The Apprenticeship Advantage

A second notable feature is the aggressive expansion of registered apprenticeships, with a goal of more than one million active participants nationwide. Apprenticeships could be a natural fit for the heartland, where community colleges, vocational schools and union training centers are already embedded in local economies.

In rural communities across heartland states, like Iowa and Kentucky, where four-year universities are scarce but technical training facilities are more plentiful, a federally supported apprenticeship can be a faster, more affordable path to a stable and lucrative career. By simplifying registration and aligning programs with industry demand, the plan could help smaller employers—common in rural areas—hire and train without the administrative burden that has often kept them on the sidelines.

Reengaging the Disconnected Workforce

The strategy also seeks to afford more opportunities among men aged 25 to 54, particularly in rural counties where industrial jobs have vanished and service-sector replacements are scarce. The strategy’s second pillar, “Worker Mobility,” proposes targeted outreach to long-term unemployed populations, support for veterans and formerly incarcerated individuals and AI-powered career navigation tools to connect job seekers with real opportunities. For regions where employment opportunities are clustered in a handful of industries, these reforms could make the difference between persistent disengagement and a revitalized labor pool.

Funding for Incumbent Workers

Heartland employers often cite another hurdle: keeping pace with rapid technological change. Many operate on thin margins, without the resources to continually retrain their existing staff. The plan’s proposed Industry Skills Training Fund would allow states to reimburse companies for upgrading the skills of current employees in high-priority sectors.

This approach could be especially valuable in places like Wisconsin’s manufacturing belt or Louisiana’s petrochemical corridor, where experienced workers are plentiful but need new skills to operate AI-enabled equipment or advanced production systems. 

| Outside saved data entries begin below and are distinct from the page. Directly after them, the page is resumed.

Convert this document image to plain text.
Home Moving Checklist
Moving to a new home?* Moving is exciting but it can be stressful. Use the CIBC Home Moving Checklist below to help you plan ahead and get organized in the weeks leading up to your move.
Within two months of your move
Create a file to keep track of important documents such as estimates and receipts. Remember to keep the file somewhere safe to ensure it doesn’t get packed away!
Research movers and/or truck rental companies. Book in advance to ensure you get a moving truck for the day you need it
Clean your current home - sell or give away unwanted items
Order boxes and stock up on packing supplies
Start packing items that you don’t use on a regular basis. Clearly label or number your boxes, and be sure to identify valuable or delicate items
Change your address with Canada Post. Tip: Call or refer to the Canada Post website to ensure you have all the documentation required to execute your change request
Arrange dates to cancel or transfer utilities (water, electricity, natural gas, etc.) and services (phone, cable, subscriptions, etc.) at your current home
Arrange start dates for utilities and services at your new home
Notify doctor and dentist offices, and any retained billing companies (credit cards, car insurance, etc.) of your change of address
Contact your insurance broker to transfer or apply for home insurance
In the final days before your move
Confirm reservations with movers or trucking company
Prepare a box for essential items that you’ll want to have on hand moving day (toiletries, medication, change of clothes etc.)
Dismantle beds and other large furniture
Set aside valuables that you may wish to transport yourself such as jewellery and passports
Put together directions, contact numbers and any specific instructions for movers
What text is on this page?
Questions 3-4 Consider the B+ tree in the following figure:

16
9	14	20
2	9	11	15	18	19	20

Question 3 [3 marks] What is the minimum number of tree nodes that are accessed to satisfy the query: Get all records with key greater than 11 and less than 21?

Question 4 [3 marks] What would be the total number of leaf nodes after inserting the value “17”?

Breaking Down Bureaucratic Silos

The third pillar, “Integrated Systems,” is more administrative than inspirational, but its potential impact on the heartland is considerable. Rural job seekers often travel long distances to reach a workforce office, only to be referred elsewhere for training or benefits. By consolidating multiple workforce programs under a single federal agency and leading states to build one-stop online portals, the plan could make services dramatically more accessible in regions where transportation is a barrier.

The proposed MASA (Make America Skilled Again) initiative, in the Talent Strategy plan, would also give governors more discretion to direct federal funds toward local priorities—a flexibility that could prove crucial for tailoring training programs to region-specific industries.

Preparing for the AI Era—Heartland Style

The strategy devotes an entire pillar to “Flexibility & Innovation” in the face of AI-driven change. While Silicon Valley and Boston may lead in AI software development, the Heartland will increasingly depend on AI-enabled manufacturing, precision agriculture and logistics systems. Training programs that focus on applying AI to industrial processes—rather than building AI itself—could give Heartland industries a competitive edge in efficiency and productivity.

By funding regional AI learning networks that link employers, community colleges and training providers, the plan could ensure that workers in North Dakota or Arkansas are just as prepared for AI-related job shifts as their counterparts in California.

A Distinctive Opportunity

It is too soon to know how much of this blueprint will survive the political and budgetary process. But if implemented as written, the benefits for the heartland could outpace those for other regions. The emphasis on employer-led training, industry-specific pipelines and reengagement of sidelined workers speaks directly to the heartland’s current labor market realities.

Where coastal economies may treat this as another workforce modernization effort, the heartland could experience it as a structural transformation—one that not only fills immediate skills gaps but also repositions the region for long-term competitiveness in the industries that will shape America’s economic future.